Pittsburgh City Council joined the mayor and Downtown interests yesterday in calling for cuts in parking rates when a tax on lots and garages dips in January.
"Those rates should be reduced as we reduce the tax," said Councilman Jim Motznik, author of a nonbinding resolution unanimously approved by council that calls on all city parking providers to cut rates.
The city's largest parking providers said last week that they have no plans to change what they charge when the tax goes from 50 percent to 45 percent. The cut is expected to cost the city around $3.2 million next year.
It's the first of four state-mandated cuts in the tax, believed to be the highest in the nation, that will bring the levy down to 35 percent by 2010. The tax was raised from 31 percent in 2004 to cover budget shortfalls.
Mayor Luke Ravenstahl said he would "encourage" rate cuts, especially by the city-related Pittsburgh Parking Authority, but as of yesterday had not yet made contact with lot and garage operators.
"At a minimum, they need to adjust [rates] so that the 5 percent break in what they're paying is reflected in the costs" to consumers, said Mr. Motznik. He said he will urge state legislators to pass a law forcing the authority to reduce prices, and oppose future years' parking tax cuts if private operators don't drop their rates.
"When [council's resolution] comes, we'll re-examine [rates]," said authority Acting Director David Onorato. "We're just looking at everything" in their $34.7 million budget.
Council President Doug Shields said he's skeptical that lot owners will heed the call. "The parking business is an unregulated industry, and it will set rates according to whatever the customer will bear," he said.
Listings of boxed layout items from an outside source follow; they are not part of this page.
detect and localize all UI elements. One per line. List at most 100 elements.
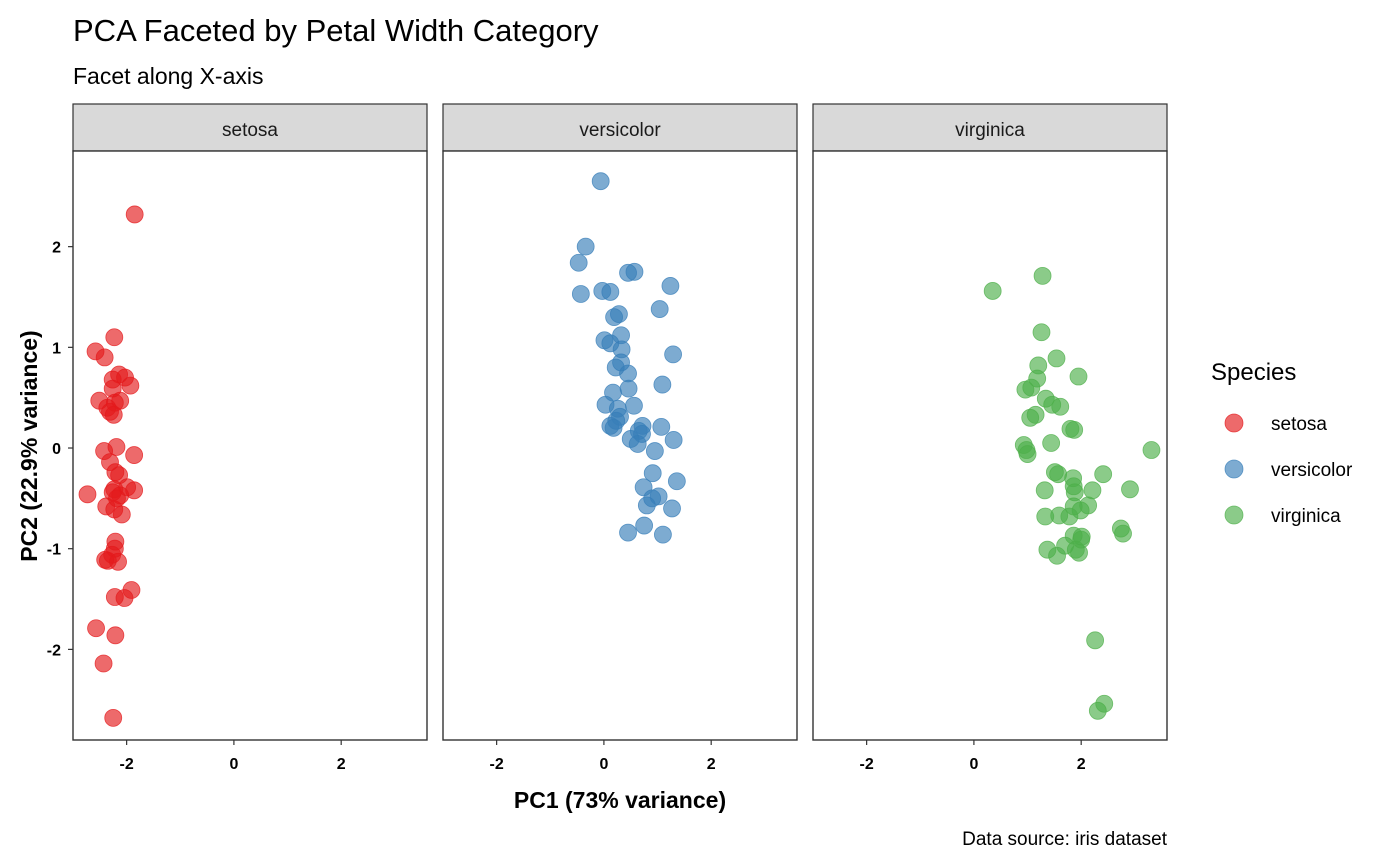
y-axis: -2 -1 0 1 2 xyxy=(47,240,73,659)
data-point xyxy=(569,253,588,272)
strip-label: versicolor xyxy=(579,120,661,141)
legend-item-virginica: virginica xyxy=(1224,505,1341,527)
data-point xyxy=(109,552,127,571)
data-point xyxy=(1121,480,1139,499)
data-point xyxy=(654,525,672,544)
data-point xyxy=(605,308,623,327)
points-versicolor xyxy=(569,172,686,544)
data-point xyxy=(635,516,654,535)
legend-key xyxy=(1224,413,1244,433)
data-point xyxy=(104,708,123,727)
strip-label: setosa xyxy=(222,120,278,141)
x-tick-label: -2 xyxy=(490,756,504,773)
data-point xyxy=(625,396,643,415)
chart-subtitle: Facet along X-axis xyxy=(73,63,263,89)
y-tick-label: 1 xyxy=(52,340,61,357)
strip-background xyxy=(812,103,1168,152)
x-tick-label: 2 xyxy=(707,756,716,773)
strip-background xyxy=(72,103,428,152)
legend-item-versicolor: versicolor xyxy=(1224,459,1353,481)
data-point xyxy=(1032,323,1051,342)
data-point xyxy=(576,237,595,256)
facet-panel-setosa: setosa -2 0 2 xyxy=(72,103,428,773)
data-point xyxy=(571,285,590,303)
data-point xyxy=(1086,631,1105,650)
data-point xyxy=(591,172,610,191)
panel-border xyxy=(72,150,428,741)
y-tick-label: -1 xyxy=(47,542,61,559)
data-point xyxy=(1083,481,1102,500)
caption: Data source: iris dataset xyxy=(962,829,1168,850)
y-tick-label: -2 xyxy=(47,642,61,659)
data-point xyxy=(601,283,620,301)
data-point xyxy=(112,505,131,524)
data-point xyxy=(652,417,671,436)
data-point xyxy=(637,496,656,515)
data-point xyxy=(1018,445,1037,463)
data-point xyxy=(1065,420,1084,439)
panel-border xyxy=(442,150,798,741)
panel-border xyxy=(812,150,1168,741)
x-tick-label: 0 xyxy=(229,756,238,773)
legend-label: setosa xyxy=(1271,414,1327,435)
data-point xyxy=(1042,434,1061,452)
data-point xyxy=(78,485,97,504)
data-point xyxy=(1033,266,1052,285)
data-point xyxy=(1094,465,1113,484)
data-point xyxy=(94,654,113,673)
data-point xyxy=(1035,481,1054,500)
legend-item-setosa: setosa xyxy=(1224,413,1327,435)
data-point xyxy=(619,364,637,383)
data-point xyxy=(1047,349,1066,368)
points-virginica xyxy=(983,266,1161,720)
x-tick-label: 2 xyxy=(337,756,346,773)
data-point xyxy=(125,205,144,224)
legend-key xyxy=(1224,505,1244,525)
data-point xyxy=(1049,465,1068,484)
points-setosa xyxy=(78,205,144,727)
x-tick-label: -2 xyxy=(120,756,134,773)
data-point xyxy=(1036,507,1055,526)
data-point xyxy=(1069,367,1088,386)
legend: Species setosa versicolor virginica xyxy=(1211,359,1353,527)
legend-label: versicolor xyxy=(1271,460,1353,481)
data-point xyxy=(667,472,686,491)
data-point xyxy=(121,376,140,395)
legend-label: virginica xyxy=(1271,506,1341,527)
data-point xyxy=(664,431,683,449)
y-tick-label: 2 xyxy=(52,240,61,257)
legend-title: Species xyxy=(1211,359,1296,386)
data-point xyxy=(661,277,680,295)
facet-panel-virginica: virginica -2 0 2 xyxy=(812,103,1168,773)
data-point xyxy=(1022,378,1041,397)
x-tick-label: 2 xyxy=(1077,756,1086,773)
data-point xyxy=(983,282,1002,300)
data-point xyxy=(125,446,144,464)
data-point xyxy=(1142,441,1161,459)
data-point xyxy=(1051,397,1070,416)
strip-label: virginica xyxy=(955,120,1025,141)
data-point xyxy=(104,405,123,424)
data-point xyxy=(105,588,124,606)
data-point xyxy=(1088,701,1107,720)
data-point xyxy=(1070,543,1088,562)
x-tick-label: 0 xyxy=(969,756,978,773)
data-point xyxy=(619,379,638,398)
data-point xyxy=(625,262,644,281)
data-point xyxy=(664,345,682,364)
data-point xyxy=(1021,408,1040,427)
x-tick-label: 0 xyxy=(599,756,608,773)
data-point xyxy=(1114,524,1132,543)
facet-panels: setosa -2 0 2 versicolor -2 0 2 virginica -2 0 2 xyxy=(72,103,1168,773)
data-point xyxy=(650,300,669,318)
legend-key xyxy=(1224,459,1244,479)
data-point xyxy=(653,375,672,394)
data-point xyxy=(87,619,105,638)
facet-panel-versicolor: versicolor -2 0 2 xyxy=(442,103,798,773)
data-point xyxy=(106,626,125,645)
data-point xyxy=(628,435,647,453)
x-axis-title: PC1 (73% variance) xyxy=(514,787,726,813)
data-point xyxy=(1048,546,1066,565)
chart-title: PCA Faceted by Petal Width Category xyxy=(73,13,599,48)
Councilman William Peduto presented a 2004 e-mail from Merrill Stabile, president of Alco Parking Corp., the city's largest lot operator, pledging to lower rates if that year's jump in the tax was rescinded. He said other operators made the same pledge.
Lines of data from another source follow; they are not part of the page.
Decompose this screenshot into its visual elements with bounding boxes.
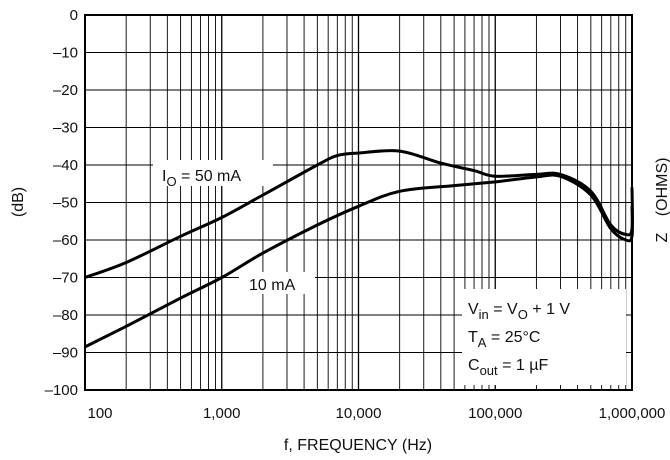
x-tick-label: 100 bbox=[87, 405, 112, 422]
ta-condition: TA = 25°C bbox=[468, 329, 540, 350]
tick-labels: 0 –10 –20 –30 –40 –50 –60 –70 –80 –90 –100 100 1,000… bbox=[45, 7, 666, 422]
series-group bbox=[84, 149, 634, 349]
y-tick-label: 0 bbox=[70, 7, 78, 24]
y-axis-label: (dB) bbox=[10, 187, 27, 217]
x-axis-label: f, FREQUENCY (Hz) bbox=[284, 437, 432, 454]
y-tick-label: –40 bbox=[53, 157, 78, 174]
y-tick-label: –20 bbox=[53, 82, 78, 99]
y-tick-label: –100 bbox=[45, 382, 78, 399]
svg-text:IO = 50 mA: IO = 50 mA bbox=[162, 168, 241, 189]
x-tick-label: 1,000,000 bbox=[599, 405, 666, 422]
io-50ma-annotation: IO = 50 mA bbox=[153, 160, 273, 189]
y-tick-label: –70 bbox=[53, 270, 78, 287]
y-tick-label: –80 bbox=[53, 307, 78, 324]
y-tick-label: –90 bbox=[53, 345, 78, 362]
y-tick-label: –30 bbox=[53, 120, 78, 137]
x-tick-label: 1,000 bbox=[203, 405, 241, 422]
plot-frame bbox=[84, 14, 633, 391]
y-tick-label: –50 bbox=[53, 195, 78, 212]
vin-condition: Vin = VO + 1 V bbox=[468, 301, 570, 322]
series-line-1 bbox=[84, 173, 634, 349]
y-tick-label: –10 bbox=[53, 45, 78, 62]
x-tick-label: 100,000 bbox=[468, 405, 522, 422]
conditions-box: Vin = VO + 1 V TA = 25°C Cout = 1 µF bbox=[462, 289, 626, 385]
x-tick-label: 10,000 bbox=[336, 405, 382, 422]
y-tick-label: –60 bbox=[53, 232, 78, 249]
svg-text:10 mA: 10 mA bbox=[249, 277, 296, 294]
cout-condition: Cout = 1 µF bbox=[468, 357, 548, 378]
series-line-0 bbox=[84, 149, 634, 279]
right-axis-label: Z (OHMS) bbox=[654, 158, 670, 243]
10ma-annotation: 10 mA bbox=[239, 272, 315, 294]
"That was the agreement that the state Legislature and city officials came to in order to reduce the tax," he said. "It was assumed that the rates would be reduced."
Mr. Stabile said he would lower his rates "in a second" if the tax was cut to 35 percent in one swoop.
As it stands, though, the city "can't have a 45 percent parking tax, which is 20 percentage points higher than the next highest rate in the country, and still have low rates," he said.
The tax means that if a parking operator needs to charge $10 to cover costs and profit, it has to tack on another $5 -- or $4.50 next year -- which goes to the city.
According to annual parking rate surveys by real estate brokerage Colliers International, monthly parking lease costs in the city jumped 15 percent after the 2004 boost. They have remained at that level, averaging $247.10 a month this year.
That ranks seventh highest in the nation, behind only New York, Boston, San Francisco, Chicago, Philadelphia and Seattle.
Mr. Stabile said it's the city, not private firms, that is cleaning up on parking. Alco "lost money over the last several years. We're finally starting to see some of the parkers come back" after a drop in business driven by the tax hike.
A union leader representing lot workers disputed that, saying Alco and other operators claimed to be making money during contract talks last year. Had they claimed to be unprofitable, the union would have had the right to review the books, said Teamsters Local 926 officer Charles Byrnes.
"None of them are hurting for money," Mr. Byrnes said. "They're gouging the public."
Since the tax hike, Downtown office leasing has been stagnant and the number of people coming to the city for lunch or shopping has dropped, said Pittsburgh Downtown Partnership President and CEO Mike Edwards.
"We think that's a pretty good indication that the parking tax has had an effect," he said. "We think that [parking providers] should lower the rate 5 percent" or plow the money saved through the lower tax into an effort to provide free or discounted weekend and holiday parking.
Attorney Walter Werner, of Cipriani & Werner, said the tax hike prompted him to reconsider his firm's Downtown location, contributing to its decision to leave for Mt. Lebanon in 2004.
"We were never going to leave town, but that was it," he said.
His attorneys now pay $82 a month for leases in a garage across the street from their office, he said. That's one-third the average city rate. "Do I miss Downtown? I do, but not that much."